The above paragraph conveys exactly what I wanted to say in this update, and I am grateful to the legend who is Maya Forstater of Sex Matters for articulating it so well in the introductory paragraph of an article comprehensively detailing how much has been achieved in the UK while alerting us to the battle still to be won on so-called ‘conversion therapy’.
While I’ve continued to try to keep this website updated with the latest news stories and features, regular visitors will probably be aware that I have, since the start of lockdown in 2020, devoted some time to making youtube videos and I am blown away by the appreciative responses to them. Sometimes people express surprise that I don’t have more subscribers but it’s hard to promote videos when banned from social media platforms, so I am thankful to those who share them.
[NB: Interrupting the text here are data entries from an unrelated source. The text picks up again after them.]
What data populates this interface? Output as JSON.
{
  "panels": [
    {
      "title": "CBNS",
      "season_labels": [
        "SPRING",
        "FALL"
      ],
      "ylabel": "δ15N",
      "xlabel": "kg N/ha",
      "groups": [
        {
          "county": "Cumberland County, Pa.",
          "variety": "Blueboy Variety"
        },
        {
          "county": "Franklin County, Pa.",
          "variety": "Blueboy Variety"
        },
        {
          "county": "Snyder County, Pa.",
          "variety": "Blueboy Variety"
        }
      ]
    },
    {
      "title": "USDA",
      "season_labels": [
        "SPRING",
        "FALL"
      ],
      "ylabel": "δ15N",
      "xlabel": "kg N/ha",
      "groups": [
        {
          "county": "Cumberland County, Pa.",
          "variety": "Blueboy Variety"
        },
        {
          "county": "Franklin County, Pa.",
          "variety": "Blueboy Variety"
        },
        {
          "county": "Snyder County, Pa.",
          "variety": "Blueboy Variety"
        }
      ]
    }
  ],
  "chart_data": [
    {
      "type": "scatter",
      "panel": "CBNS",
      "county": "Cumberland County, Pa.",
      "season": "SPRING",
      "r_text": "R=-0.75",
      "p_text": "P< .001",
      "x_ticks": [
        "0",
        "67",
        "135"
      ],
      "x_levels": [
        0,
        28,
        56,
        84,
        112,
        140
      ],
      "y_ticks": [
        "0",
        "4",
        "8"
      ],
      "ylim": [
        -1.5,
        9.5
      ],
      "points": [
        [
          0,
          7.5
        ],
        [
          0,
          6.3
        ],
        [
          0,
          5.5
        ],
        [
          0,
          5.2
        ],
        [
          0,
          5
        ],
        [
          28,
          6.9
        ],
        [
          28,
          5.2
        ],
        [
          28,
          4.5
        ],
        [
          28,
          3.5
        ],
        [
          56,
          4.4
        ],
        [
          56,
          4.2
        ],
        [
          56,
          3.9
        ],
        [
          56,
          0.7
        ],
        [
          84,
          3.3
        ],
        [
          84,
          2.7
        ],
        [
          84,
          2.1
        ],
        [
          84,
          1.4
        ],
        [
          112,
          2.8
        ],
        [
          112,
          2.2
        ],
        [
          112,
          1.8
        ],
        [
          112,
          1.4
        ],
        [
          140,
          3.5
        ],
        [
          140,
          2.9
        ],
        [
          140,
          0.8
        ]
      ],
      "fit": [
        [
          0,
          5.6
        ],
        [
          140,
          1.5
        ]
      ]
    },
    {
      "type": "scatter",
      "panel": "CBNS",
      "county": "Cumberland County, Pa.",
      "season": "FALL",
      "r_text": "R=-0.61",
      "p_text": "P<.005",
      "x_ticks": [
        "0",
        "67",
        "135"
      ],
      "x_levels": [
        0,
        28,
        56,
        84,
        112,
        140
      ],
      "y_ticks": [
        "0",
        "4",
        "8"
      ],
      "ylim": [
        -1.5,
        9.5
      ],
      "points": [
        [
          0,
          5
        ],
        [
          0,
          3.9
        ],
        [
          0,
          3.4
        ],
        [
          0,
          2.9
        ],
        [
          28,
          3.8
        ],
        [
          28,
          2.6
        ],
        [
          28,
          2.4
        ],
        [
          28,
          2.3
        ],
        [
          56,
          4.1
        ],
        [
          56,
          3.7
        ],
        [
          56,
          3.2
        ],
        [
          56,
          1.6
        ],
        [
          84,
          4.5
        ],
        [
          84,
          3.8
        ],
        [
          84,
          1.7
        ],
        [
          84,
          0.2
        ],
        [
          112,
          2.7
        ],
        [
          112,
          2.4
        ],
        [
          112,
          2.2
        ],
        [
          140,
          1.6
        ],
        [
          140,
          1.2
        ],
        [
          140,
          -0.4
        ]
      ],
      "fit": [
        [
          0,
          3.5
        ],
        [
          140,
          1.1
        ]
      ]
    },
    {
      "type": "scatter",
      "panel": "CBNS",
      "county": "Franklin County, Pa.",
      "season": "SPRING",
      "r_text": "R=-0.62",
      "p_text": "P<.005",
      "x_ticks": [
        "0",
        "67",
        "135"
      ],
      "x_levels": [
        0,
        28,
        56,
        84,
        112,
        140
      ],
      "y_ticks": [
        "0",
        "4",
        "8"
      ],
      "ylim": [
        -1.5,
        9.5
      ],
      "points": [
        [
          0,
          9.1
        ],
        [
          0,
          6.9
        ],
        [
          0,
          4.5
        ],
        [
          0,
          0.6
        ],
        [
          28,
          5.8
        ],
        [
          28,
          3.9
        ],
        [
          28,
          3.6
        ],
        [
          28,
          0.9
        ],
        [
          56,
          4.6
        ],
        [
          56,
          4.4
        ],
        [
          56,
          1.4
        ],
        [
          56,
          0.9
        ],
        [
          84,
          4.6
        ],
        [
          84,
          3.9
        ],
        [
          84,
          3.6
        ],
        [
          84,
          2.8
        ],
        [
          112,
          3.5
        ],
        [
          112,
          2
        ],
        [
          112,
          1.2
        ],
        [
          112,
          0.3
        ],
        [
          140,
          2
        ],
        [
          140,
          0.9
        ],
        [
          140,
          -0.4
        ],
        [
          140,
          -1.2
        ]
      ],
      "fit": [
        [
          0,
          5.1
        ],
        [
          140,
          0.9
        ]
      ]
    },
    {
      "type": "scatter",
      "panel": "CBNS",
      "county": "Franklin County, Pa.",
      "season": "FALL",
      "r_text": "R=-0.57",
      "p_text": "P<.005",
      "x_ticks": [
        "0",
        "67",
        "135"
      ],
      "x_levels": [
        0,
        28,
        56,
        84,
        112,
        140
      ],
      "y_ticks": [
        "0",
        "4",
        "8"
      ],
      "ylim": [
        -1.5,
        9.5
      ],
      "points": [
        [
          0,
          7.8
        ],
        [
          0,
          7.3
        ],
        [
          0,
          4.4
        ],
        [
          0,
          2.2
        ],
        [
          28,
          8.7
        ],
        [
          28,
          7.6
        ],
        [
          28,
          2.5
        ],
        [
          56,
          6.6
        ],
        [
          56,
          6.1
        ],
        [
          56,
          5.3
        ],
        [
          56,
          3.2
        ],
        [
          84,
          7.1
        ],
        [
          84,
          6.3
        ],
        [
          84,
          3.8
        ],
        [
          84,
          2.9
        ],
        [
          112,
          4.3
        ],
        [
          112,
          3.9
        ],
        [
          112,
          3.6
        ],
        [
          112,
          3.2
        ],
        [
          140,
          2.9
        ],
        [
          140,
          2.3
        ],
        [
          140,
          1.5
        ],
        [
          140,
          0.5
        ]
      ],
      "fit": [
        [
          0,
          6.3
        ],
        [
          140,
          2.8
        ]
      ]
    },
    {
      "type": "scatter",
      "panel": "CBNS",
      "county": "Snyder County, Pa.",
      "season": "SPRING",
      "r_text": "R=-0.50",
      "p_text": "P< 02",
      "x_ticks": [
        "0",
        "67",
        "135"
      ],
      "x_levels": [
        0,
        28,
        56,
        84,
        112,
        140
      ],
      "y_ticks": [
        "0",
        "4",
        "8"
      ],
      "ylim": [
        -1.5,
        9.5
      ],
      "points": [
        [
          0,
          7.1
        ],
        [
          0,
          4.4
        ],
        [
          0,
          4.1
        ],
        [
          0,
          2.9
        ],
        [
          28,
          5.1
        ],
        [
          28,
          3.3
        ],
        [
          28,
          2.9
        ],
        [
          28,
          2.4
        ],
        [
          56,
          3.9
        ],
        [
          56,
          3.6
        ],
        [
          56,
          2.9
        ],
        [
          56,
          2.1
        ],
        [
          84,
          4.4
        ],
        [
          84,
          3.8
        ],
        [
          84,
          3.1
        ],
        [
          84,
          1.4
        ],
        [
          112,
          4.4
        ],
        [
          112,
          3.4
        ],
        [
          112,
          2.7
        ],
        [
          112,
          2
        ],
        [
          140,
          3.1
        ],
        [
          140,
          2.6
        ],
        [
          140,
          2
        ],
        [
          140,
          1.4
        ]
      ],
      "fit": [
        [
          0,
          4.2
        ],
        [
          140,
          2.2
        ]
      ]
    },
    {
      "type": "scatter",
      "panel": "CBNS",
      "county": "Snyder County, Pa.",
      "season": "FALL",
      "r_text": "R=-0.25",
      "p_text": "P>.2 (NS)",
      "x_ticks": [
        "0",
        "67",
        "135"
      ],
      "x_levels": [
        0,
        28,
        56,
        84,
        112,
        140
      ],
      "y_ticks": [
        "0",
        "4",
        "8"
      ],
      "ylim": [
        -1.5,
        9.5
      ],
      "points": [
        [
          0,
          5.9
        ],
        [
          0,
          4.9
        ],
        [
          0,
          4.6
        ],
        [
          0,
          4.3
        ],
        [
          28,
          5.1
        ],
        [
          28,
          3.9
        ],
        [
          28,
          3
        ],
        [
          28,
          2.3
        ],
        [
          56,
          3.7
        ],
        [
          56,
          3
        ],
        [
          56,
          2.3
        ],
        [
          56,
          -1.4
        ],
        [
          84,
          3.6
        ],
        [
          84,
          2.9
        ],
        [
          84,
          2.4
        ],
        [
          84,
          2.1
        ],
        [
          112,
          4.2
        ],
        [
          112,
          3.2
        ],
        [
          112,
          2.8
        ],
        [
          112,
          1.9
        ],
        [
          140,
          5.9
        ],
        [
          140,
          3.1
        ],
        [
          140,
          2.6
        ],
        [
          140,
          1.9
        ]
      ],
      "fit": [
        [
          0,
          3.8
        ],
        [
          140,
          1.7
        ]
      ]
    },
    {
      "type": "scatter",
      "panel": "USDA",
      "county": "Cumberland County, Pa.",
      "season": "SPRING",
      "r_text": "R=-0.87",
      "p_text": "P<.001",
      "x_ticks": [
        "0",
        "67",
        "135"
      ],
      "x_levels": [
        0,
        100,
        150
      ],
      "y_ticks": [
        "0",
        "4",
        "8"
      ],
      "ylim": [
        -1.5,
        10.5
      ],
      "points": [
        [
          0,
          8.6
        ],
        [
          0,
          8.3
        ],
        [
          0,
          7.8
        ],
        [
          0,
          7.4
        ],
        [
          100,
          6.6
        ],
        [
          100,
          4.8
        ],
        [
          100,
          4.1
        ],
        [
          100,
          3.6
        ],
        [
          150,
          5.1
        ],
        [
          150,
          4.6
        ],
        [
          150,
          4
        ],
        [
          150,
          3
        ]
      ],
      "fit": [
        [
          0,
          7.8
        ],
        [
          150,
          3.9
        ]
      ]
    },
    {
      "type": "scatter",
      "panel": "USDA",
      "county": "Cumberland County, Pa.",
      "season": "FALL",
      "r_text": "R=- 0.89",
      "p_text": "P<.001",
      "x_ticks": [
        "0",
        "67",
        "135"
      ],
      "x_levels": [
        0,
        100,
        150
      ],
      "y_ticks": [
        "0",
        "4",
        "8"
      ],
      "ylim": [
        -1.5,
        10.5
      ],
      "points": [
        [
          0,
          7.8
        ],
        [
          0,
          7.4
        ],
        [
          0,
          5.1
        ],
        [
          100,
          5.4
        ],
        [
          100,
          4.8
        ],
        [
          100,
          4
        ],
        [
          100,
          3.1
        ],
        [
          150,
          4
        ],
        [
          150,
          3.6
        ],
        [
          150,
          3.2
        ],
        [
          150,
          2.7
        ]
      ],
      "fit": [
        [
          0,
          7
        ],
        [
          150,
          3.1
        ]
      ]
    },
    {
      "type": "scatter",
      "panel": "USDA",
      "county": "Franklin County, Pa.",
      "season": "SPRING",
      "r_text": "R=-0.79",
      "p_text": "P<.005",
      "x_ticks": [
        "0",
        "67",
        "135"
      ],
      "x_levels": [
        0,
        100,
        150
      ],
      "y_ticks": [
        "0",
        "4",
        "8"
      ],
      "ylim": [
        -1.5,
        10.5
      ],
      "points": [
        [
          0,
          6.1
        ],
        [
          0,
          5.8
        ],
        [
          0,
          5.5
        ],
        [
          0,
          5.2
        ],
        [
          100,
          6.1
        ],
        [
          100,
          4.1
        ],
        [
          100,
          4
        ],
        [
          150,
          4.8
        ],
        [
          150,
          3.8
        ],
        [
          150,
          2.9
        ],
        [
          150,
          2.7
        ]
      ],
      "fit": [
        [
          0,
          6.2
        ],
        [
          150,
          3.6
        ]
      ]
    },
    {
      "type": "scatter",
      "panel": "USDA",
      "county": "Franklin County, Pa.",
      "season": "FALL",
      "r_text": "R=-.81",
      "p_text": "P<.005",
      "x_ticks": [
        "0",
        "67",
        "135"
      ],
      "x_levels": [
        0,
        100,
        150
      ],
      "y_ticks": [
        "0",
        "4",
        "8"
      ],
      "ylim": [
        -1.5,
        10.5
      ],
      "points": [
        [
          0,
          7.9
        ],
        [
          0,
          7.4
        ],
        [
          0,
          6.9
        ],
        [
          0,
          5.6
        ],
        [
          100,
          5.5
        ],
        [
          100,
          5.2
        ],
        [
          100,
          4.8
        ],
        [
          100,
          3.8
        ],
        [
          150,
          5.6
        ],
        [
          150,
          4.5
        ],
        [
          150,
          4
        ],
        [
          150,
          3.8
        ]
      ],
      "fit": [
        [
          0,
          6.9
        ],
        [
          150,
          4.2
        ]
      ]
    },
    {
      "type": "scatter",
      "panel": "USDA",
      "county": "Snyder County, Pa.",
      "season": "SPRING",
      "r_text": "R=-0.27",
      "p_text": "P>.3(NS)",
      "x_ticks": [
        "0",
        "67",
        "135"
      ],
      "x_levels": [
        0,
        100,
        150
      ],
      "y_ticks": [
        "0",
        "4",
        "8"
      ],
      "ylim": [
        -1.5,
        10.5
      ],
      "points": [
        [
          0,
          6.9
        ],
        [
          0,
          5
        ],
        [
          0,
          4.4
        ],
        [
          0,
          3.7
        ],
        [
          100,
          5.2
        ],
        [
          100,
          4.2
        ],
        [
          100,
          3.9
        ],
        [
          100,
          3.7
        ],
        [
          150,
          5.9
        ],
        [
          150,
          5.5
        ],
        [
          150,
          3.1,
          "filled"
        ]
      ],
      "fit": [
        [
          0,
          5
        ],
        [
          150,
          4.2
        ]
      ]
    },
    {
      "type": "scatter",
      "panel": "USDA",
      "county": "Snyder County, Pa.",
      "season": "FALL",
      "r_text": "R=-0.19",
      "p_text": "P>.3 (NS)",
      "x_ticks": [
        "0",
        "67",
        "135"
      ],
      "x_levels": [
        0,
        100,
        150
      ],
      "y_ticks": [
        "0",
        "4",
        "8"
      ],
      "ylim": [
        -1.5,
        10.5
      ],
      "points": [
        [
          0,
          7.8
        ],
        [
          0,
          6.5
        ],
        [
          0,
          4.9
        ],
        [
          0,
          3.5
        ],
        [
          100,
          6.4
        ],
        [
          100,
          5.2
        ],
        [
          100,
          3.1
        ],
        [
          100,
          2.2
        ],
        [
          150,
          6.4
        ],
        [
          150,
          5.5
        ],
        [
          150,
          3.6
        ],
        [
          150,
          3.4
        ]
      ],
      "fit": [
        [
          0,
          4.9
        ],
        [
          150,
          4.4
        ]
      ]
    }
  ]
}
I currently post my latest videos at the top of the right-hand menu but the ones I want to highlight most at this time are a series of four in which I narrate what happened when, in the light of the unjust – and ultimately quashed – conviction of Kate Scottow, I decided to test our criminal justice system and report a trans activist bully to Merseyside police. The contrast between the response of Merseyside police to a woman reporting a relentless trans-identifying bully and how police around the UK have responded to gender activists reporting women for far lesser offences, is stark indeed and campaigner Harry Miller’s recent triumph over the College of Policing seems all the more crucial because of it.
Looking back at what I wrote as an introduction to this website when I launched it at the end of 2017, I am surprised to find that I can still stand by most of it. I had the feeling that my views had shifted a lot more than perhaps they have. In fact, there are only two things that I think completely differently about now, both of which I had already articulated in my update two years ago, when I said that, “if anyone I knew personally today told me they were considering ‘transition’, I would try to talk them out of it”. The second thing is more complicated. Two years ago I said I’d stopped being careful about language for fear of offending people. Over the past year I have become careful about language again but for a different reason. Whereas I was never going to be browbeaten into using silly ideological terms like ‘cis’ and ‘sex assigned at birth’ and I have long since stopped using ‘transwoman’ and ‘transman’, I have now abandoned the use of the term ‘transgender/trans’ – as in ‘trans people’ – altogether.
‘Transgender’ is a label and those who choose to apply it to themselves do so for various reasons. This is why, if it is absolutely necessary to specify that I am talking about people who claim to be transgender, I will only use ‘trans-identifying’. Otherwise I will just call them what they are: men and women. The invention of a ‘trans umbrella’ has robbed the term ‘transgender’ of any useful meaning and using terms like ‘trans people’ give credence to what I have come to see as a dangerous falsehood.